2011年10月11日火曜日

人間とは 生命とは 障害児者問題とは という原点に激しく迫った研究をしたAさん


Once upon a time 1971

 人間が、コピー出来る実験がほぼ成功している、とAさんが言った話は、今日では、クローン羊
やクローン牛などなどのことで知られているが、40年も前にAさんから聞いたときは何のことかさっぱり解らなかった。
 ただ、ぼんやりと覚えているのはベトナム戦争時にアメリカは、原子爆弾以外のあらゆる爆弾や化学兵器を使用したと説明されたことである。


幼い子どもも殺戮する爆弾でない化学兵器

 パイナップル爆弾やあめ玉などの爆弾のことは知っていた。
 とくに、子どもたちがベトナムのお菓子が落ちているとして、それを口に含んだとたん爆発する「あめ玉爆弾」「お菓子爆弾」のことは知っていた。
 しかし、Aさんは枯れ葉剤散布以外の化学兵器という化学兵器はすべて使われたと言った。

  化学物質をあらゆるところで使用し、殺戮や人体に与える影響をアメリカはベトナム戦争に乗じて行った。
 その中で特に、遺伝子破壊が解ったことやそれを逆に利用して、すなわち遺伝子操作・組み替えをすることで兵士を作れないか、という軍事目的の研究がすすんでいる。
 これらのことは学術報告から、読み取れるとうずたかく積まれた外国の文献を示した。


軍事目的で人間を製造する話は本当だったのか

 思わず、
「遺伝子組み換えでそんなことが出来るんですか。

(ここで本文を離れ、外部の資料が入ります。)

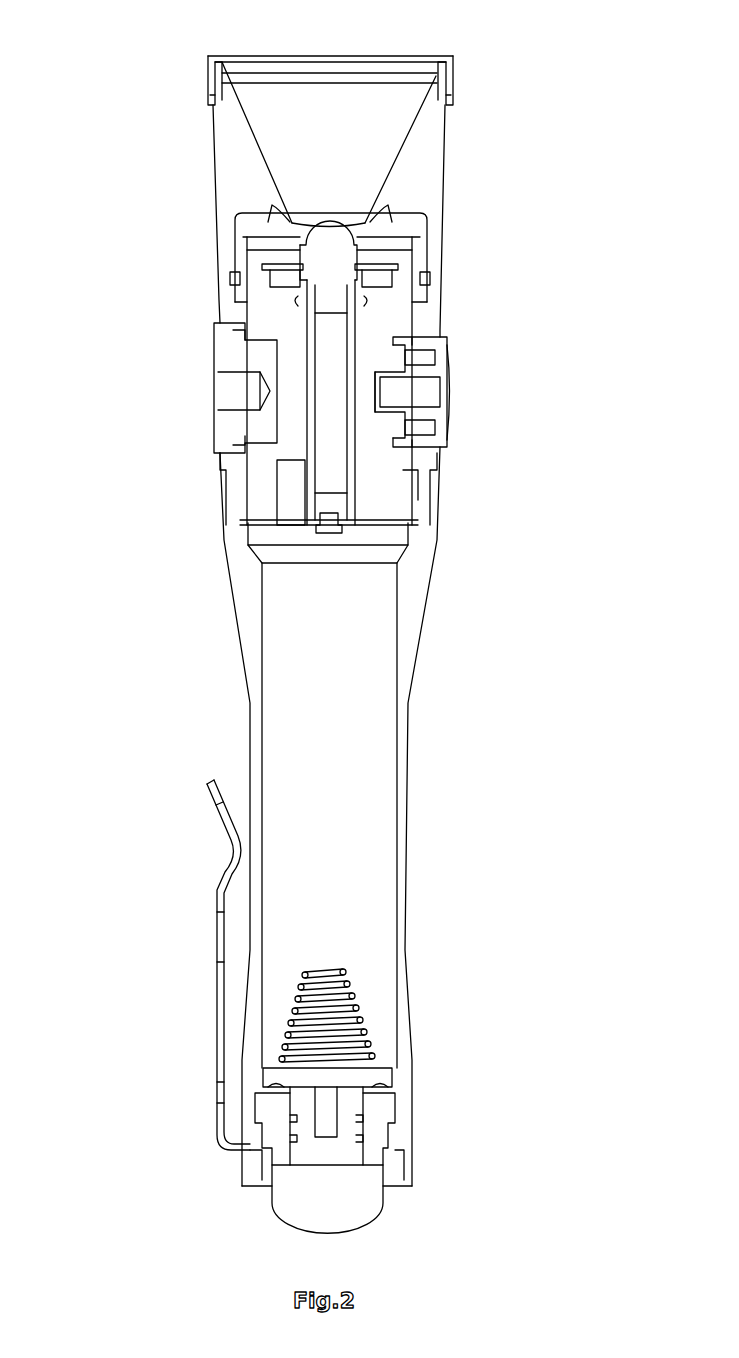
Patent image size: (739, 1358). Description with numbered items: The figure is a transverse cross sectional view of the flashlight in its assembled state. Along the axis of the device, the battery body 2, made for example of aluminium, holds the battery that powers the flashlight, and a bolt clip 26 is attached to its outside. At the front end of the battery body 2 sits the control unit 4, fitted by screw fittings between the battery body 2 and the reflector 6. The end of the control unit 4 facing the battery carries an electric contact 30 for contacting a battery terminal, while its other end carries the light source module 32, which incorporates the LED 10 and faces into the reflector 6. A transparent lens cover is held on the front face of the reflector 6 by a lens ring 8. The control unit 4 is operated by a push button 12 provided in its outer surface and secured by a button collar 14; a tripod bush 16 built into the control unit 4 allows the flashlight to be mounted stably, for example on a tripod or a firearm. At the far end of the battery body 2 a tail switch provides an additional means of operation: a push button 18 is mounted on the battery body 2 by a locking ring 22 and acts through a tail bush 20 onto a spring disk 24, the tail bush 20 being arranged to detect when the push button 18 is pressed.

The battery body 2 is at (413, 592).
The control unit 4 is at (232, 466).
The reflector 6 is at (427, 166).
The lens ring 8 is at (216, 63).
The LED 10 is at (332, 236).
The push button 12 is at (433, 395).
The button collar 14 is at (437, 337).
The tripod bush 16 is at (240, 360).
The push button 18 is at (352, 1212).
The tail bush 20 is at (385, 1130).
The locking ring 22 is at (247, 1172).
The spring disk 24 is at (272, 1080).
The bolt clip 26 is at (215, 915).
The electric contact 30 is at (330, 535).
The light source module 32 is at (407, 271).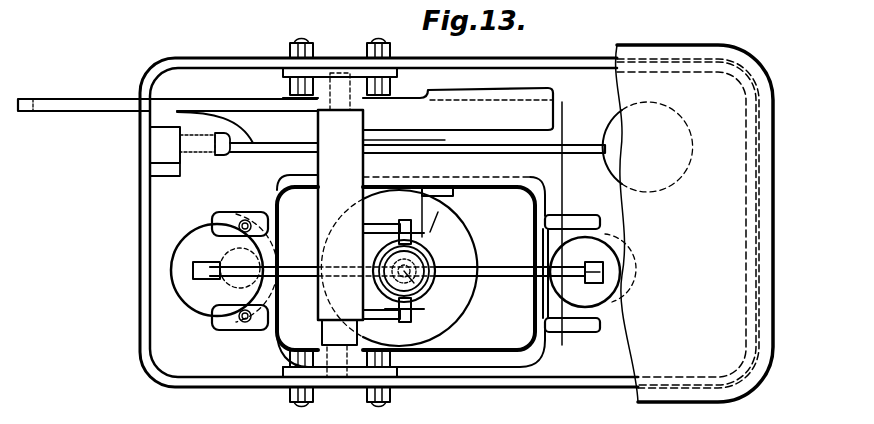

」
と聞くと、Aさんは、
「動物実験では、ほぼ成功している。後は人体実験だけ。」
「いや、人体実験はもうしているのではないか」
とまで言い切った。
 日本では、1996年ごろにクローン羊が誕生、などの報道がされたが、遡ること25年前にその話を聞いていたことになる。
 Aさんに言ってた通りだ、Aさんの先見性はすごいと思いつつ、「軍事目的で」と言ったAさんのことばを思い出してぞーっとした。


人間の交錯する諸問題を「生命の科学論」でまとめた

 Aさんは、遺伝子まで影響を与える枯れ葉剤の研究から出発して、徹底的に学術調査研究をするとそこまでたどり着いたと言った。
 人間の存在を根底から覆す事態が生じてくることを予知して、Aさんは、生命とは何か、という課題に迫らないと人々の平和や健康が守れない時代になっていると言っていたように思えるのだが
、遺伝子組み換えや遺伝子工学などの話はとても理解出来なかった。
 でも、障害児者問題は、生命の誕生から考えて行かなければならないことを市内にかって住んでいて国会議員になり暗殺された山本宣治氏も言っていたことを思い出して、Aさんの話は障害児者問題の本質に迫るものであるとも思えた。
 後に、Aさんは大学の講師として一般教養のテキストとして、生命観,自然観を展開して、遺伝子工学の実態と問題点,生命観の歴史などの「生命の科学」を出版されたが、人間の交錯する諸問題を「生命の科学論」でまとめようとされていた時に「人間が、コピー出来る実験がほぼ成功している」と話されたことを知った。


大学の一般教養で「生命の科学」を教えることが評価されないで

 Aさんは、大学の一般教養「自然科学概論」で「生命の科学」を教えていたことは、障害児者問題はもちろん戦争、平和など人間のあらゆる問題の基礎の基礎を教えていたことになる。
 だが、その大学ではAさんのこの研究は評価されず、時間講師で打ち切られてしまった。

 Aさんは、大学復帰という幾ばくかの望みを持っていただけにこのことへの落胆は大きかったと後で聞いた。
  Aさんが医科大学を追われ、大学講師の一コマを持っていたことは話を聞いて知っていたが、Aさんは、

「私の場合は行き帰りはタクシーを乗らない限り、大学に行けない。」
「講師で受け取る金額よりタクシー代がうわまり、赤字になる。」
と嘆いておられた。
 私は、知り合いのその大学教授に実情を話したが、障害児研究の先駆者と言われているその教授は、Aさんの抱えている問題とその解決のために動こうともしなかった。
 Aさんの気持ちは、ほんの少しだけ分かったつもりがしたが、やはりむなしかった。


 そんな時、ある障害児のお母さんから激しく抗議された。
 身体障害者手帳の障害名の「先天性」を削除してほしい、と。